Personal information
- Full name: William Augustus Commerell
- Born: 1 October 1822 Marylebone, London, England
- Died: 19 November 1858 (aged 36) Westminster, London, England
- Batting: Unknown
- Bowling: Unknown

Domestic team information
- 1843: Oxford University
- 1846: Marylebone Cricket Club

Career statistics
| Competition | First-class |
| Matches | 5 |
| Runs scored | 72 |
| Batting average | 8.00 |
| 100s/50s | –/– |
| Top score | 21 |
| Balls bowled | 72 |
| Wickets | 3 |
| Bowling average | 10.33 |
| 5 wickets in innings | – |
| 10 wickets in match | – |
| Best bowling | 2/15 |
| Catches/stumpings | –/– |
- Source: Cricinfo, 21 August 2019

= William Commerell =

English cricketer

William Augustus Commerell (1 October 1822 – 19 November 1858) was an English first-class cricketer.

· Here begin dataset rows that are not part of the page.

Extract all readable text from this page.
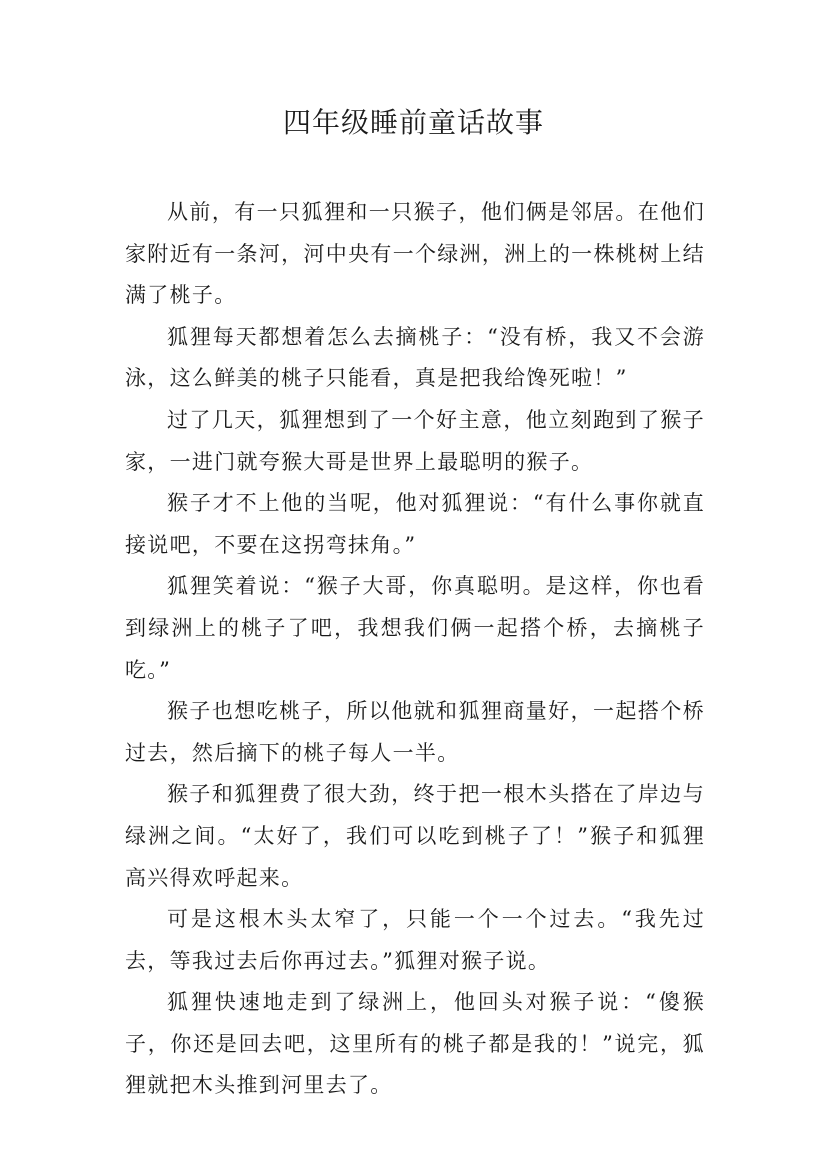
四年级睡前童话故事

从前，有一只狐狸和一只猴子，他们俩是邻居。在他们家附近有一条河，河中央有一个绿洲，洲上的一株桃树上结满了桃子。

狐狸每天都想着怎么去摘桃子：“没有桥，我又不会游泳，这么鲜美的桃子只能看，真是把我给馋死啦！”

过了几天，狐狸想到了一个好主意，他立刻跑到了猴子家，一进门就夸猴大哥是世界上最聪明的猴子。

猴子才不上他的当呢，他对狐狸说：“有什么事你就直接说吧，不要在这拐弯抹角。”

狐狸笑着说：“猴子大哥，你真聪明。是这样，你也看到绿洲上的桃子了吧，我想我们俩一起搭个桥，去摘桃子吃。”

猴子也想吃桃子，所以他就和狐狸商量好，一起搭个桥过去，然后摘下的桃子每人一半。

猴子和狐狸费了很大劲，终于把一根木头搭在了岸边与绿洲之间。“太好了，我们可以吃到桃子了！”猴子和狐狸高兴得欢呼起来。

可是这根木头太窄了，只能一个一个过去。“我先过去，等我过去后你再过去。”狐狸对猴子说。

狐狸快速地走到了绿洲上，他回头对猴子说：“傻猴子，你还是回去吧，这里所有的桃子都是我的！”说完，狐狸就把木头推到河里去了。
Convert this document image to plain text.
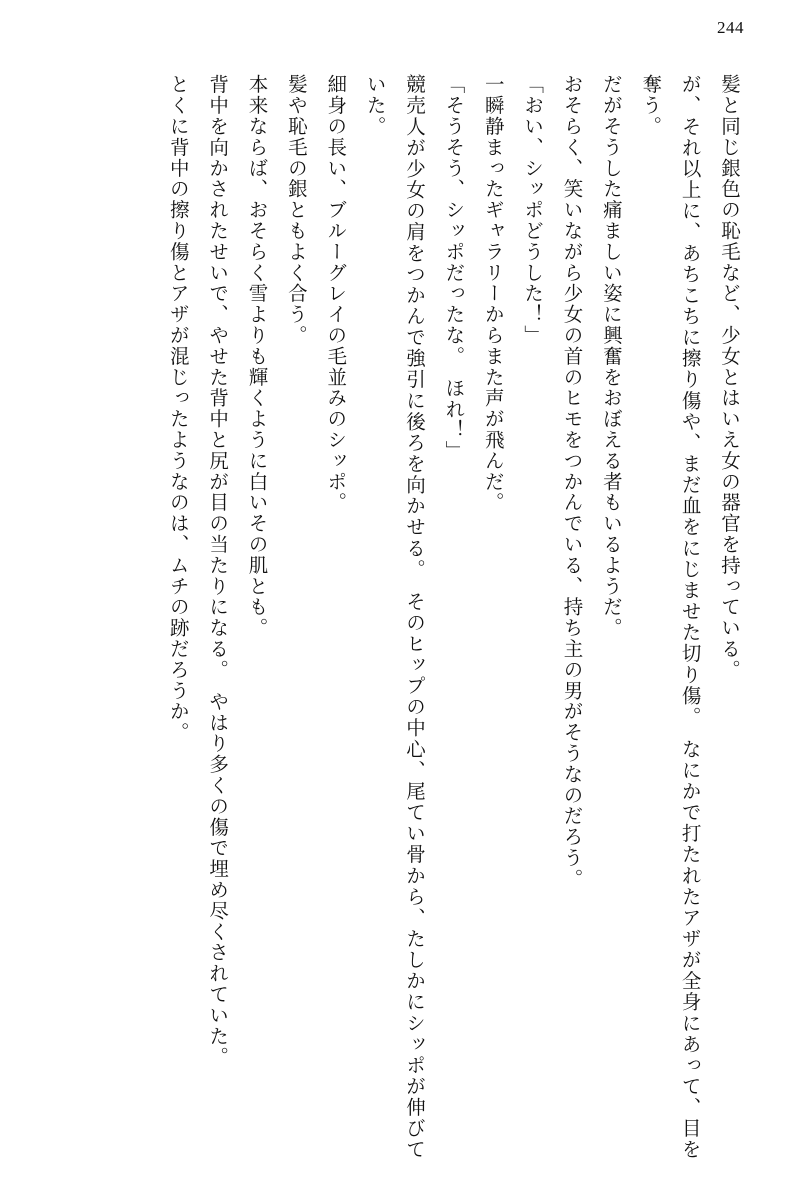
244

髪と同じ銀色の恥毛など、少女とはいえ女の器官を持っている。

が、それ以上に、あちこちに擦り傷や、まだ血をにじませた切り傷。　なにかで打たれたアザが全身にあって、目を奪う。

だがそうした痛ましい姿に興奮をおぼえる者もいるようだ。

おそらく、笑いながら少女の首のヒモをつかんでいる、持ち主の男がそうなのだろう。

「おい、シッポどうした！」

一瞬静まったギャラリーからまた声が飛んだ。

「そうそう、シッポだったな。　ほれ！」

競売人が少女の肩をつかんで強引に後ろを向かせる。　そのヒップの中心、尾てい骨から、たしかにシッポが伸びていた。

細身の長い、ブルーグレイの毛並みのシッポ。

髪や恥毛の銀ともよく合う。

本来ならば、おそらく雪よりも輝くように白いその肌とも。

背中を向かされたせいで、やせた背中と尻が目の当たりになる。　やはり多くの傷で埋め尽くされていた。

とくに背中の擦り傷とアザが混じったようなのは、ムチの跡だろうか。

The son of John Williams Commerell and his wife, Sophia Commerell (née Bosanquet), he was born at Marylebone in October 1822. He was educated at Harrow School, before going up to Corpus Christi College, Oxford. While studying at Oxford, he made his debut in first-class cricket for Oxford University in 1843, making two appearances at Oxford against the Marylebone Cricket Club (MCC) and Cambridge University. He made further first-class appearances, in 1845 for the Gentlemen of England against the Gentlemen of Kent at Canterbury, and in 1846 for the MCC against the Surrey Club and for the Gentlemen of England against the Gentlemen of Kent. After graduating from Oxford, he became a farmer at Slinfold in Sussex and served as a magistrate at Brighton. He died at Westminster in November 1858. His brother was Sir John Edmund Commerell, the Admiral of the Fleet.